Horner also believes that the influx is more due to police work than anything else. “What you can say is that police are doing something different and they are uncovering child pornography to a much greater extent,” says Horner. “One of the possible reasons is that the police have greater and greater powers of surveillance, more ability to get wire taps, to get information from servers and so on. To me, this is a reflection of increased police powers. This actually concerns me, because it says something about our loss of freedom, our loss of privacy.”
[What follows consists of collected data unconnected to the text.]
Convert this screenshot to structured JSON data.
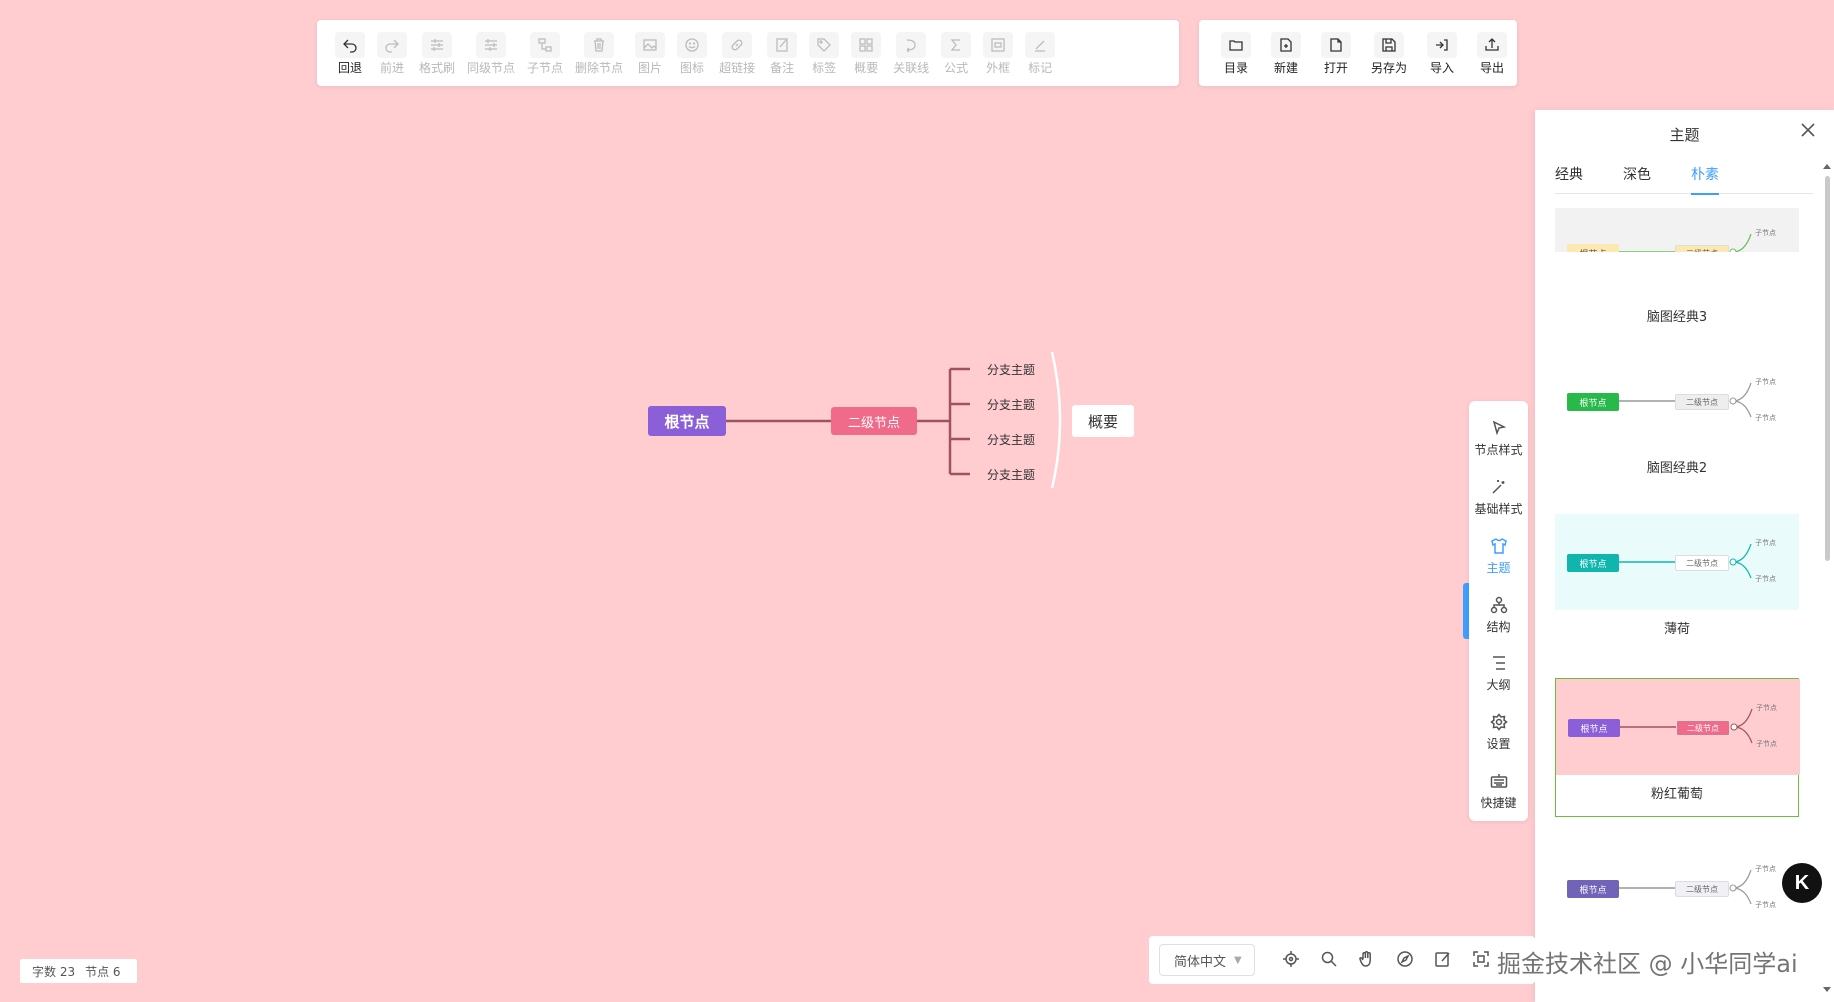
{
  "toolbar_edit": [
    {
      "label": "回退",
      "icon": "undo-icon",
      "enabled": true
    },
    {
      "label": "前进",
      "icon": "redo-icon",
      "enabled": false
    },
    {
      "label": "格式刷",
      "icon": "format-brush-icon",
      "enabled": false
    },
    {
      "label": "同级节点",
      "icon": "sibling-node-icon",
      "enabled": false
    },
    {
      "label": "子节点",
      "icon": "child-node-icon",
      "enabled": false
    },
    {
      "label": "删除节点",
      "icon": "trash-icon",
      "enabled": false
    },
    {
      "label": "图片",
      "icon": "image-icon",
      "enabled": false
    },
    {
      "label": "图标",
      "icon": "smiley-icon",
      "enabled": false
    },
    {
      "label": "超链接",
      "icon": "link-icon",
      "enabled": false
    },
    {
      "label": "备注",
      "icon": "note-icon",
      "enabled": false
    },
    {
      "label": "标签",
      "icon": "tag-icon",
      "enabled": false
    },
    {
      "label": "概要",
      "icon": "summary-icon",
      "enabled": false
    },
    {
      "label": "关联线",
      "icon": "association-line-icon",
      "enabled": false
    },
    {
      "label": "公式",
      "icon": "formula-icon",
      "enabled": false
    },
    {
      "label": "外框",
      "icon": "outer-frame-icon",
      "enabled": false
    },
    {
      "label": "标记",
      "icon": "mark-icon",
      "enabled": false
    }
  ],
  "toolbar_file": [
    {
      "label": "目录",
      "icon": "folder-icon"
    },
    {
      "label": "新建",
      "icon": "new-file-icon"
    },
    {
      "label": "打开",
      "icon": "open-file-icon"
    },
    {
      "label": "另存为",
      "icon": "save-as-icon"
    },
    {
      "label": "导入",
      "icon": "import-icon"
    },
    {
      "label": "导出",
      "icon": "export-icon"
    }
  ],
  "mindmap": {
    "root": "根节点",
    "second": "二级节点",
    "branches": [
      "分支主题",
      "分支主题",
      "分支主题",
      "分支主题"
    ],
    "summary": "概要",
    "line_color": "#a0535f"
  },
  "side_toolbar": [
    {
      "label": "节点样式",
      "icon": "node-style-icon",
      "active": false
    },
    {
      "label": "基础样式",
      "icon": "magic-wand-icon",
      "active": false
    },
    {
      "label": "主题",
      "icon": "tshirt-icon",
      "active": true
    },
    {
      "label": "结构",
      "icon": "structure-icon",
      "active": false
    },
    {
      "label": "大纲",
      "icon": "outline-icon",
      "active": false
    },
    {
      "label": "设置",
      "icon": "settings-icon",
      "active": false
    },
    {
      "label": "快捷键",
      "icon": "keyboard-icon",
      "active": false
    }
  ],
  "theme_panel": {
    "title": "主题",
    "tabs": [
      "经典",
      "深色",
      "朴素"
    ],
    "active_tab": "朴素",
    "themes": [
      {
        "name": "脑图经典3",
        "bg": "#f2f2f2",
        "root": "根节点",
        "second": "二级节点",
        "child": "子节点",
        "root_color": "#fde8b0",
        "second_color": "#fde8b0",
        "line": "#6cc05a"
      },
      {
        "name": "脑图经典2",
        "bg": "#ffffff",
        "root": "根节点",
        "second": "二级节点",
        "child": "子节点",
        "root_color": "#27b94a",
        "second_color": "#eeeeee",
        "line": "#999999"
      },
      {
        "name": "薄荷",
        "bg": "#e9fcfb",
        "root": "根节点",
        "second": "二级节点",
        "child": "子节点",
        "root_color": "#10b6ad",
        "second_color": "#ffffff",
        "line": "#10b6ad"
      },
      {
        "name": "粉红葡萄",
        "bg": "#ffccd0",
        "root": "根节点",
        "second": "二级节点",
        "child": "子节点",
        "root_color": "#8a5fd8",
        "second_color": "#f06a8a",
        "line": "#a0535f"
      },
      {
        "name": "",
        "bg": "#ffffff",
        "root": "根节点",
        "second": "二级节点",
        "child": "子节点",
        "root_color": "#7164b8",
        "second_color": "#f0f0f5",
        "line": "#999999"
      }
    ]
  },
  "bottom_toolbar": {
    "language": "简体中文",
    "icons": [
      "locate-icon",
      "search-icon",
      "hand-icon",
      "navigator-icon",
      "edit-icon",
      "fullscreen-icon"
    ]
  },
  "status": {
    "word_count": "字数 23",
    "node_count": "节点 6"
  },
  "watermark": "掘金技术社区 @ 小华同学ai",
  "avatar": "K"
}
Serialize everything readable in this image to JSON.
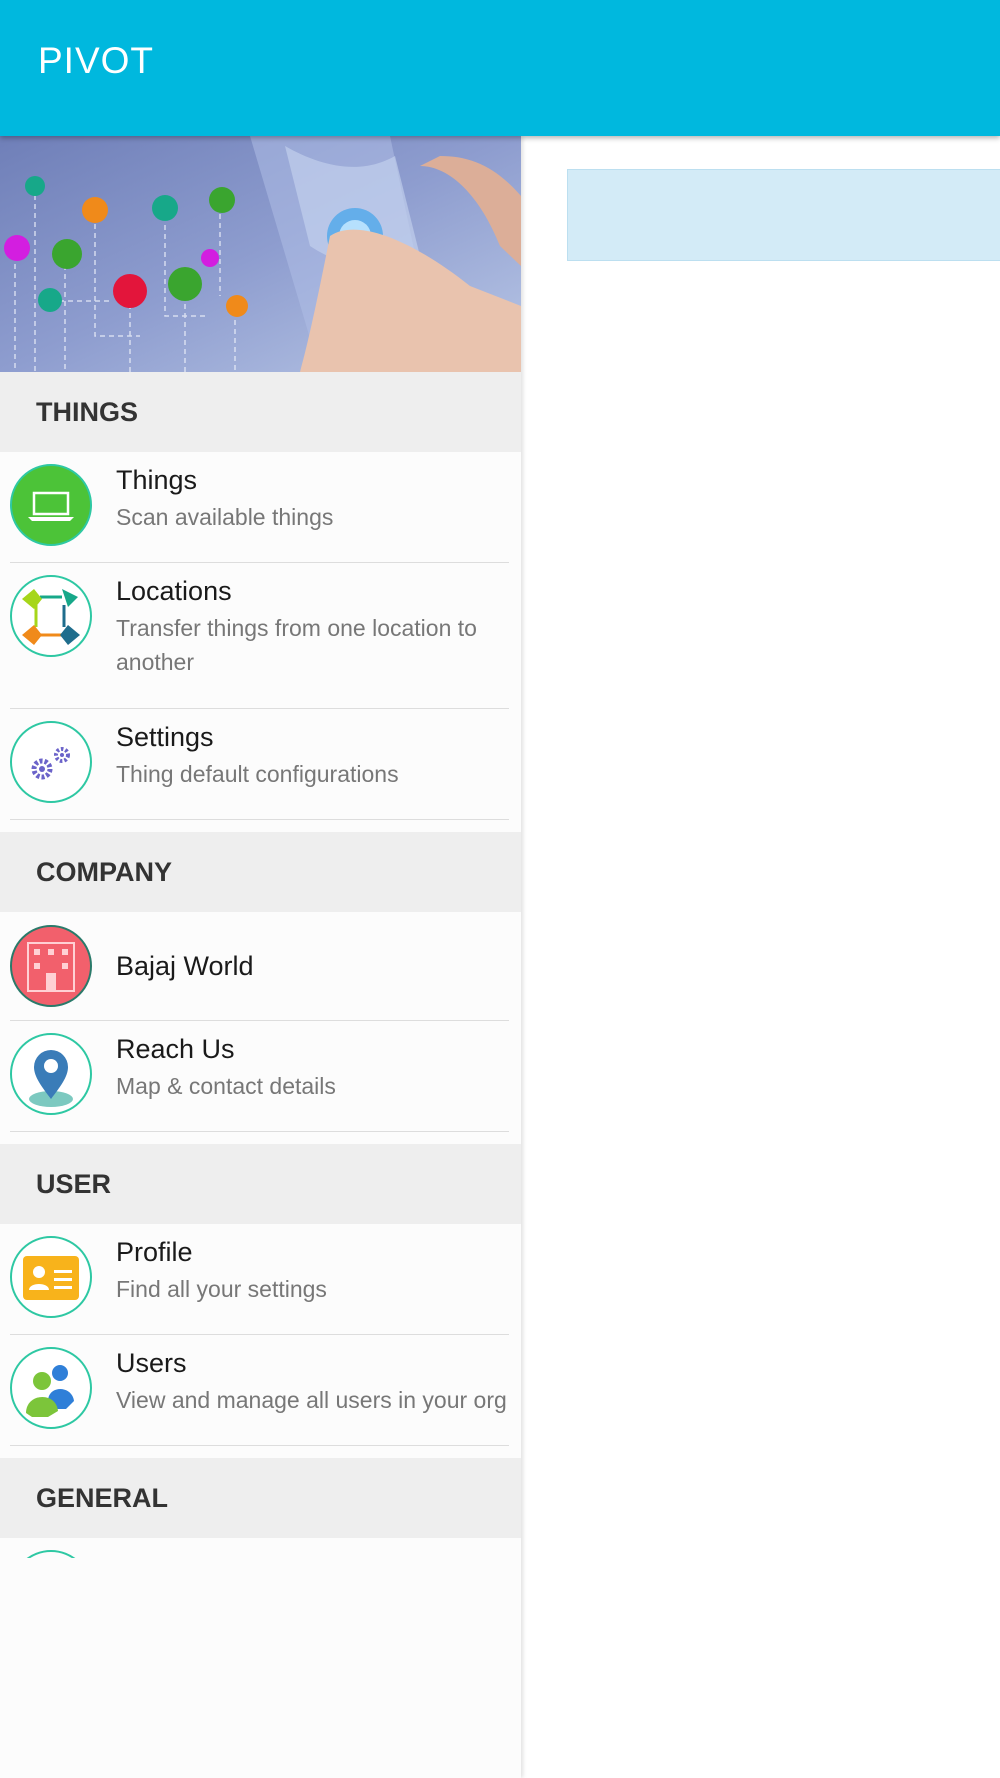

Bea Rhodes, president of the Vancouver-based counselling institution Rhodes Wellness College, offers up another perspective. Formerly working with Circles of Support and Accountability (COSA), a community-based initiative that works with sex offenders as they re-enter society from prison, Rhodes laments the shutdown of the Vancouver branch of COSA in 2010. “I have worked with sex offenders for many years and this group needs our support and encouragement,” she says. “No one ‘decides’ they want to be attracted to children. It is an unfortunate kink that causes life long suffering for both offenders and victims. But, trying to help pedophiles is not a popular avocation.”

The closure of COSA-Vancouver had to do with the cancelling of a federal contract. And while the initiative was saved in 12 cities around the country due to partial funding from the United Way, Vancouver’s branch didn’t survive. The city might need to see it return.